Adding a median line to a strip chart in Altair

altair
Author

ChuckPR

Published

February 18, 2025

I find it a bit tricky to add a mark representing an aggregate value to strip plots in Altair. Below is an example using mark_tick to show the median value for IMDB_Rating within each movie genre using the Vega datasets movies data.

import altair as alt
from vega_datasets import data

source = data.movies.url

The chart will have two layers (one for each marking, points and ticks).

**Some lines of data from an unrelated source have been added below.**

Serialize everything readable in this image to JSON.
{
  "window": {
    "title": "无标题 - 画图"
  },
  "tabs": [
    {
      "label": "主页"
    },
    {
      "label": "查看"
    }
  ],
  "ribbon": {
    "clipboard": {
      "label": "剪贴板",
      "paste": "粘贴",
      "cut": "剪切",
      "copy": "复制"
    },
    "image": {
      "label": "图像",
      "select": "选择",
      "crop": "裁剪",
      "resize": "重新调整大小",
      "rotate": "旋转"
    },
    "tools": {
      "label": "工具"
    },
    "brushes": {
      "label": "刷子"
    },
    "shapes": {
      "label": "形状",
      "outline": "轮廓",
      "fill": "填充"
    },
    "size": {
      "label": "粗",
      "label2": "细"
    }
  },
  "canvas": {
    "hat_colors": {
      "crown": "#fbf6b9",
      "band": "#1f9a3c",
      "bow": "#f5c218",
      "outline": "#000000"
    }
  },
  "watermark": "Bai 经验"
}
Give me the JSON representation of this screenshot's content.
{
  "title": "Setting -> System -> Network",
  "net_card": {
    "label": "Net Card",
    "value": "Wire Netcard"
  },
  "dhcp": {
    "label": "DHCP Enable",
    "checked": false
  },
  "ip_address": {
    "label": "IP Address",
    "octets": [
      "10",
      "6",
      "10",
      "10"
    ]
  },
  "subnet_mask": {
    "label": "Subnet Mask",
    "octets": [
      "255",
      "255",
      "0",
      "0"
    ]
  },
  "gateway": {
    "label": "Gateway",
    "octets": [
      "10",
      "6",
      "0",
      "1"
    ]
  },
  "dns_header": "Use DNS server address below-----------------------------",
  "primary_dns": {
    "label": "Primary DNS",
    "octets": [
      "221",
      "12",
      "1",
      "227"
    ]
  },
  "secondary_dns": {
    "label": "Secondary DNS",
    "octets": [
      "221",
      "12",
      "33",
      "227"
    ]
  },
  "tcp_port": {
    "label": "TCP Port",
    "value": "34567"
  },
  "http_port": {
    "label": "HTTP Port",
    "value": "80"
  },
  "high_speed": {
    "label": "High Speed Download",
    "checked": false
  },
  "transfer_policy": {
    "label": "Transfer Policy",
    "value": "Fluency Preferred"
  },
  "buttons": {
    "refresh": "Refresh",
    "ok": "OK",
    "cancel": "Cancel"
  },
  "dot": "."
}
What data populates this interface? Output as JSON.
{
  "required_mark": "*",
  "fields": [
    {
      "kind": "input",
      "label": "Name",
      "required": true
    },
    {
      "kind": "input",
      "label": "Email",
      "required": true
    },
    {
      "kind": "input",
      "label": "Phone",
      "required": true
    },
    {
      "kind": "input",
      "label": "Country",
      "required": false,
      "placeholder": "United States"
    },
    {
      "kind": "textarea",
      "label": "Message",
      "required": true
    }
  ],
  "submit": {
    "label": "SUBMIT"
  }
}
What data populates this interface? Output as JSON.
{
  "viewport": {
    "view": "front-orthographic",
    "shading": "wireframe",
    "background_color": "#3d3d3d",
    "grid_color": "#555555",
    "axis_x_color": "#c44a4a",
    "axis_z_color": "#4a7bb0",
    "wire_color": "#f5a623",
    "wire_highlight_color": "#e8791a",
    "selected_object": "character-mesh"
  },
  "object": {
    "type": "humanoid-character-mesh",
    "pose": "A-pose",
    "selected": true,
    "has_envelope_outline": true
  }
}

Each layer will use the same data source so we can set up a shared “base.”

base = alt.Chart(source, height=alt.Step(25), width=500).transform_calculate(
1    jitter="sqrt(-2*log(random()))*cos(2*PI*random())"
)
1
I define the jitter field here because it seems to interfere with the sorting if I define it as part of the points layer below.

The X field is the same for sorting and the points/ticks x-encoding so I’ll make a variable to store and re-use it. Also, I’ll define how the chart is sorted and some axis settings to be applied to both the X and Y-axis.

x_field = "IMDB_Rating"
type_ = "Q"
1sort = alt.EncodingSortField(field=x_field, op="median", order="descending")
axis_kwargs = {"titleFontSize": 14, "titlePadding": 15, "labelFontSize": 12}
1
Sort by an aggregate field value.

Below are the chart layers. In the ticks layer we are using the aggregate option to calculate the median value within each movie genre.

points = base.mark_circle(
    size=20, stroke="steelblue", strokeOpacity=0.5, fill="steelblue", fillOpacity=0.15
).encode(
    y=alt.Y("Major_Genre:N").sort(sort).axis(title=None, **axis_kwargs),
    x=alt.X(f"{x_field}:{type_}"),
    yOffset=alt.YOffset("jitter:Q"),
)

ticks = base.mark_tick(stroke="firebrick", strokeOpacity=0.85, thickness=1.5).encode(
    y=alt.Y("Major_Genre:N").sort(sort),
    x=alt.X(f"{x_field}:{type_}", aggregate="median").axis(
        title="IMDB Rating", **axis_kwargs
    ),
)

points + ticks